Mit der Revision des Datenschutzgesetzes gibt es für Verantwortliche auch eine neue Pflicht: die Erstellung einer Datenschutz-Folgenabschätzung (DSFA), «wenn eine Bearbeitung ein hohes Risiko für die Persönlichkeit oder die Grundrechte der betroffenen Person mit sich bringen kann». Mit der Revision wurde der risikobasierte Ansatz gestärkt, und die DSFA ist eines der Instrumente dazu. Wir zeigen, wie in einem solchen Fall vorzugehen ist.

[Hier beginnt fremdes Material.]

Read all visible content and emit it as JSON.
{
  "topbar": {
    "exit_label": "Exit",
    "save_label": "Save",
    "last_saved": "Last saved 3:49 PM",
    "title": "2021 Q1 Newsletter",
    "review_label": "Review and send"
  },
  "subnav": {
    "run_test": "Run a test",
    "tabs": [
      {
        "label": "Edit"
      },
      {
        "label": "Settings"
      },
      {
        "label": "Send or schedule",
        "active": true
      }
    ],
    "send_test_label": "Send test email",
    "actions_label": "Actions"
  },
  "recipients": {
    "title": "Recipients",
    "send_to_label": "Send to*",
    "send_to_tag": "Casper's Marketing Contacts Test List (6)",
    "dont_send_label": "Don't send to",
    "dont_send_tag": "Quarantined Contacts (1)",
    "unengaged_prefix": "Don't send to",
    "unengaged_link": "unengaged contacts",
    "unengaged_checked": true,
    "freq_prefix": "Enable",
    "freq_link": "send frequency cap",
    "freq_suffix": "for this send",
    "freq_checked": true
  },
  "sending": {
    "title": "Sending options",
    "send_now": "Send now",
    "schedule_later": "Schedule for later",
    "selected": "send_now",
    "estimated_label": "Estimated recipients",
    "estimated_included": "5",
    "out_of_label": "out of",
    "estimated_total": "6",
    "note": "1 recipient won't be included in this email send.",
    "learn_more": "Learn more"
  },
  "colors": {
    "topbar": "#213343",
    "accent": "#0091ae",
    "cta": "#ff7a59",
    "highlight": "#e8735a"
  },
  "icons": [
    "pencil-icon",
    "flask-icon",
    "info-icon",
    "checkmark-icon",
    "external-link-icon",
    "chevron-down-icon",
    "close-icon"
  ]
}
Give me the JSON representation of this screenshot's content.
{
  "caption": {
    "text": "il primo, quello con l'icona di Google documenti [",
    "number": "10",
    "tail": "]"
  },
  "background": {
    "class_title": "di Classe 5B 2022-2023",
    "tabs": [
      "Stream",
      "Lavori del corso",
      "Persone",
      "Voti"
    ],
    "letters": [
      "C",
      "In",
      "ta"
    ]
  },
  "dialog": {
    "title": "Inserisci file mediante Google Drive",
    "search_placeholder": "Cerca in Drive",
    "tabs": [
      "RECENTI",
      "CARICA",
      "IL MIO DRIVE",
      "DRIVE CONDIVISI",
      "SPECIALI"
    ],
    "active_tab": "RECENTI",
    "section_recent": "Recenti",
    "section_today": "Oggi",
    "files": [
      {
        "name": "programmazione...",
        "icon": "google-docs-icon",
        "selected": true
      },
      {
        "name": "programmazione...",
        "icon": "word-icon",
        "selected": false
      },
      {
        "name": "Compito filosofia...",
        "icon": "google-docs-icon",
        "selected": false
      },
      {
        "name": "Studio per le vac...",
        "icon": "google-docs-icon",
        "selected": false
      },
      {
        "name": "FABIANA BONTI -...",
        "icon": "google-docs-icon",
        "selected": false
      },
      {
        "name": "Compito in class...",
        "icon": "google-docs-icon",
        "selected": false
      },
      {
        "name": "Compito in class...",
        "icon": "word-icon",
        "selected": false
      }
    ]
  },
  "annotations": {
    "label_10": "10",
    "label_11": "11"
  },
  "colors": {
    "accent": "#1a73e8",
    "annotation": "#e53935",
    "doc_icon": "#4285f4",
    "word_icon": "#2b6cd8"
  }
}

23.01.2024 Von: Ursula Uttinger
Datenschutz-Folgenabschätzung

Datenschutz-Folgenabschätzung

Im Gegensatz zu Geheimhaltungsvereinbarungen, Datenschutzerklärungen und Auftragsdatenvereinbarungen ist die Datenschutz-Folgenabschätzung (DSFA) bis jetzt weniger im Fokus. Dies mag damit zusammenhängen, dass eine solche erst für neue Bearbeitungen seit dem 1. September 2023 anzuwenden ist.

Idealerweise ist eine Datenschutz-Folgenabschätzung Bestandteil des Projektmanagements: Wird ein neues Projekt lanciert, sollte in einem ersten Schritt geprüft werden, ob Personendaten bearbeitet werden. Wird diese Frage mit «ja» beantwortet, folgt als Nächstes eine Schwellenwertanalyse, die dazu dient, herauszufinden, ob eine Datenbearbeitung ein hohes Risiko für Betroffene mit sich bringen kann. Der Begriff «hohes Risiko» ist auszulegen und wird im Gesetz nicht weiter definiert. Die Praxis und allfällige Gerichtsentscheide – wobei mit Letzteren nicht sehr schnell, falls überhaupt zu rechnen ist – werden dies klären müssen.1

In welchem Fall bringt eine Datenbearbeitung ein hohes Risiko für Betroffene?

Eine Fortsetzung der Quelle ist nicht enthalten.